The Moldovan conflict, which has pitted Russian and Ukrainian residents of the east bank of the Dniester River against the ethnic Romanian majority on the west bank, stepped up sharply over the last week both on the ground and in the belligerence of politicians' polemics.
On the Russian side, Vice President Aleksandr Rutskoi and Mr. Yeltsin himself have warned of intervention. The Ukrainian regional military commander said somewhat ambiguously that his troops would "do their duty" if the conflict grew. President Snegur declared that "Russia has unleashed an undeclared war against Moldova."
The latest swirl of hostilities is over Bendery, the only predominantly Slavic city on the west bank. First the Moldovan forces moved on the city, then the Slavic forces drove them back, with heavy casualties and destruction. According to several reports, the Slavic forces also had help from troops and tanks of the former Soviet 14th Army, which is stationed in Moldova and under the command of Moscow.
[Reuter reported last night that a cease-fire had taken hold in Bendery, arranged in part with the help of Mr. Rutskoi.]

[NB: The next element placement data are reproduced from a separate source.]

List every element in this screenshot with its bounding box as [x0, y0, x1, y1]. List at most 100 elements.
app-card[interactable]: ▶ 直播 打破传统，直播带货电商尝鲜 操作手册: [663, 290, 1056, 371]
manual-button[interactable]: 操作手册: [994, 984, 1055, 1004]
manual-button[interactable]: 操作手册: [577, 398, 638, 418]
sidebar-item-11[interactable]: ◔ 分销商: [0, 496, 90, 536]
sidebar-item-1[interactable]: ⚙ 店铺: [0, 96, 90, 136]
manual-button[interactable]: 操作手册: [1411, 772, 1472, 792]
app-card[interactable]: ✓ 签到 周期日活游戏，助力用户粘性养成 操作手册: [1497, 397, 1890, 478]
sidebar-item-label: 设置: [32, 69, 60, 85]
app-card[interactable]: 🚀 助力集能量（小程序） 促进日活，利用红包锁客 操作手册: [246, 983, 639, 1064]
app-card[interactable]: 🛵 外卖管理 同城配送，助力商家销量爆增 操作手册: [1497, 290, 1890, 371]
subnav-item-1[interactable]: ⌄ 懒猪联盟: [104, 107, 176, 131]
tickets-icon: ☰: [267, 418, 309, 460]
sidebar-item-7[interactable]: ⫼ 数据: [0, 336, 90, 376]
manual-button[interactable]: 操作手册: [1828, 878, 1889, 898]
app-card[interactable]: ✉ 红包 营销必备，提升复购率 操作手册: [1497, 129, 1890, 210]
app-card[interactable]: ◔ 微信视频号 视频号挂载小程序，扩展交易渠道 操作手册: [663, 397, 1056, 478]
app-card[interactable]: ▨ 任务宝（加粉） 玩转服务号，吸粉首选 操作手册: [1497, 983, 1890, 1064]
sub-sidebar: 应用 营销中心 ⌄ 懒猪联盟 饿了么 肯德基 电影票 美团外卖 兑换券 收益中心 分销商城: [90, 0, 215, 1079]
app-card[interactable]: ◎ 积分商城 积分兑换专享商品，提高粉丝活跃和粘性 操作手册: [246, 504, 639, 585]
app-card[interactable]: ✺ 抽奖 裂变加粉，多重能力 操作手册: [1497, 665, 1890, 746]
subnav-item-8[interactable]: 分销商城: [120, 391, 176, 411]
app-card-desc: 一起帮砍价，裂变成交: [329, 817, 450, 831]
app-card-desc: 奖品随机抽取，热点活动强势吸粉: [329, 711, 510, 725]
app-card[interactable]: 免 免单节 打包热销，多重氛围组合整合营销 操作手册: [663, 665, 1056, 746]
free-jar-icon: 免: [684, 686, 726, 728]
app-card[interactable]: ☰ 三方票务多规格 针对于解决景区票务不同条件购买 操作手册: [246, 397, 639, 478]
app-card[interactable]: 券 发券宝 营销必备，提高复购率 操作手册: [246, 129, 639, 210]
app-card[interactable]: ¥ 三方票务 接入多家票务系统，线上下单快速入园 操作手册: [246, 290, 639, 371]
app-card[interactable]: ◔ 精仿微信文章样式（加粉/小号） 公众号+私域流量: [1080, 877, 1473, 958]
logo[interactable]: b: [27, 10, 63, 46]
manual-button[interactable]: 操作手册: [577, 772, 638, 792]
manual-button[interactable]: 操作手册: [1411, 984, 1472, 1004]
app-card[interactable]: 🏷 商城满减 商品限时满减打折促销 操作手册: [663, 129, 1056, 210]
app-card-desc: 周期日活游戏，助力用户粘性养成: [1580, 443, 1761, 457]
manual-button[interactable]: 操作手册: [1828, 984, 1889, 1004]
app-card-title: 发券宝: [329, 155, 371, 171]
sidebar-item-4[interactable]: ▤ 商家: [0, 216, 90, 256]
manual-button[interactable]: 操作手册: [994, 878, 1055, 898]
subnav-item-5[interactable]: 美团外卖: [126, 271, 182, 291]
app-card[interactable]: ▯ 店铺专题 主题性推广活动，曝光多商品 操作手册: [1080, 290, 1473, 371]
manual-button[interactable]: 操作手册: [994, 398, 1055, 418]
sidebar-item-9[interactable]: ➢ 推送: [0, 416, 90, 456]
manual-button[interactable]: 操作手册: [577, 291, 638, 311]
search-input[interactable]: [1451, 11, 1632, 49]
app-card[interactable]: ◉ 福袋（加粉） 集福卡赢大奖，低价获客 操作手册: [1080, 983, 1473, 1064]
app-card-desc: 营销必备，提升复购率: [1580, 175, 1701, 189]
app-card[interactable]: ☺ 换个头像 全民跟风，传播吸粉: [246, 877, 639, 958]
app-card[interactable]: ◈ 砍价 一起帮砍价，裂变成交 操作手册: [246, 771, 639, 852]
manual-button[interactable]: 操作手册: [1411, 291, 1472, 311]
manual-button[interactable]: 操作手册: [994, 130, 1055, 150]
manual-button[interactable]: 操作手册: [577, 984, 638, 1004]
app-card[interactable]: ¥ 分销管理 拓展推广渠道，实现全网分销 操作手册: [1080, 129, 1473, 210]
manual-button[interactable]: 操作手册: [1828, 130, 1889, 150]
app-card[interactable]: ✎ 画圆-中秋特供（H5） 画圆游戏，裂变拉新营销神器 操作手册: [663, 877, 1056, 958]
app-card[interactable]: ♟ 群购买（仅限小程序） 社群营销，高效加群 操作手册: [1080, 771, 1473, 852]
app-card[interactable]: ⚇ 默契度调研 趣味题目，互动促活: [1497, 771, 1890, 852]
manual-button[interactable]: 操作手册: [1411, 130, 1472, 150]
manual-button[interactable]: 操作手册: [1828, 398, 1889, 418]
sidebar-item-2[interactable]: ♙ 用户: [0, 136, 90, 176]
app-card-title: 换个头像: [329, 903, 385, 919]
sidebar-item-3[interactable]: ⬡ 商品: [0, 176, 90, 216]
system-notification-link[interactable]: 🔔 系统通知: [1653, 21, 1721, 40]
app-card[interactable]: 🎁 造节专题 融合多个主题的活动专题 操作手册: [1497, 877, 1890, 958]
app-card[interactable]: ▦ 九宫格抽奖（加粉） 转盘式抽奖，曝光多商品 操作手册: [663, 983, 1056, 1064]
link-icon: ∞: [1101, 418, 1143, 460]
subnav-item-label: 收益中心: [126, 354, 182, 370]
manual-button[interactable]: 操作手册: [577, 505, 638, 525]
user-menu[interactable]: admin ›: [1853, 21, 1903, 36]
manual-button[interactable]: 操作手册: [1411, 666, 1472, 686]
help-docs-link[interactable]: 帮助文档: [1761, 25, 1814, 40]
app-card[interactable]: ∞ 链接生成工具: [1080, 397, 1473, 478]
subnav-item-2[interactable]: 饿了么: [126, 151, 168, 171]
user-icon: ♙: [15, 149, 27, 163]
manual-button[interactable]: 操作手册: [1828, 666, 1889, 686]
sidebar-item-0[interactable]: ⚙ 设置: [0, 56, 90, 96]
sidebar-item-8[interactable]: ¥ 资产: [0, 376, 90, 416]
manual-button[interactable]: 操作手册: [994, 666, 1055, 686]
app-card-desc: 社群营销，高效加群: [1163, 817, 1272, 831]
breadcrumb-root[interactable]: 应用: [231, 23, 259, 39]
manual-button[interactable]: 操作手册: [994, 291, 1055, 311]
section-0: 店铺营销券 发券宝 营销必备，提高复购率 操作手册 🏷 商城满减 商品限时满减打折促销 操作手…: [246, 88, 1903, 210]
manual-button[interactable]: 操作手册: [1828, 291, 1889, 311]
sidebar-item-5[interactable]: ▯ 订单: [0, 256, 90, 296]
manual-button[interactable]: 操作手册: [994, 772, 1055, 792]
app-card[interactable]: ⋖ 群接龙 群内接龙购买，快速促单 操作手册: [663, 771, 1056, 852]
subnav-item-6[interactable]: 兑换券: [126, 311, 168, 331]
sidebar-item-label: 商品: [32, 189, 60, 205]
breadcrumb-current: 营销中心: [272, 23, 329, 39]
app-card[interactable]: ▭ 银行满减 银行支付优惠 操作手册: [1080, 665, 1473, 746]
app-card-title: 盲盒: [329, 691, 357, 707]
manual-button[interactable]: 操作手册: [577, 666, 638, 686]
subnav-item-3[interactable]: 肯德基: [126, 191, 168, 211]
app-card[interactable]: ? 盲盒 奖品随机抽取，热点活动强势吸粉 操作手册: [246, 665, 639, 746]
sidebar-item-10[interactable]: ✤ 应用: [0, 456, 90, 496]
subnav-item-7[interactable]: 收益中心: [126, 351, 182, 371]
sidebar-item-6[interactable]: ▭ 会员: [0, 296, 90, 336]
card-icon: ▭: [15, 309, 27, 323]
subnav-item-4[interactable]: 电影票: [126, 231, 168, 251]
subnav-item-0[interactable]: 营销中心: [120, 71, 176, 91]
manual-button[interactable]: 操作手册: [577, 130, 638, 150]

Tension in the area heightened yesterday after an explosion at an 14th Army ammunition depot. Officers said 26 men had been killed.
Mr. Yeltsin said that after his meetings with Mr. Kravchuk, he had invited the Georgian leader, Eduard A. Shevardnadze, and leaders of North and South Ossetia for peace talks in Sochi.
South Ossetia, a region in northern Georgia that seeks separation, has been the site of a stubborn struggle that also has recently flared up.
Fighting also raged on between Armenia and Azerbaijan. Armenian forces were reported fighting to repulse an Azerbaijani counteroffensive in Nagorno-Karabakh and advancing on the Azerbaijani enclave of Nakhichevan.
The tenacious war, the first major ethnic struggle to erupt once the Soviet state began to crumble, has taken more than 2,000 lives and has become increasingly dangerous, with Turkey and Iran taking an increasingly active interest in the conflict.
There was speculation in Moscow that Mr. Yeltsin might have taken a tough tone on Moldova in part to maintain a link with the growing "national patriotic" spirit in Russia.
At its extreme, frustration with the perceived humiliation of Russia has united die-hard Communists and Russian ultra-nationalists, and several hundred of them clashed yesterday with the police in Moscow after trying to march to the city center.
Though the protest was relatively small, it reflected frustrations thatmay prove increasingly mettlesome to Mr. Yeltsin as regional struggles continue to remind Russians of their lost empire and as economic hardships pile on. Utterances to this effect have become common in parliament.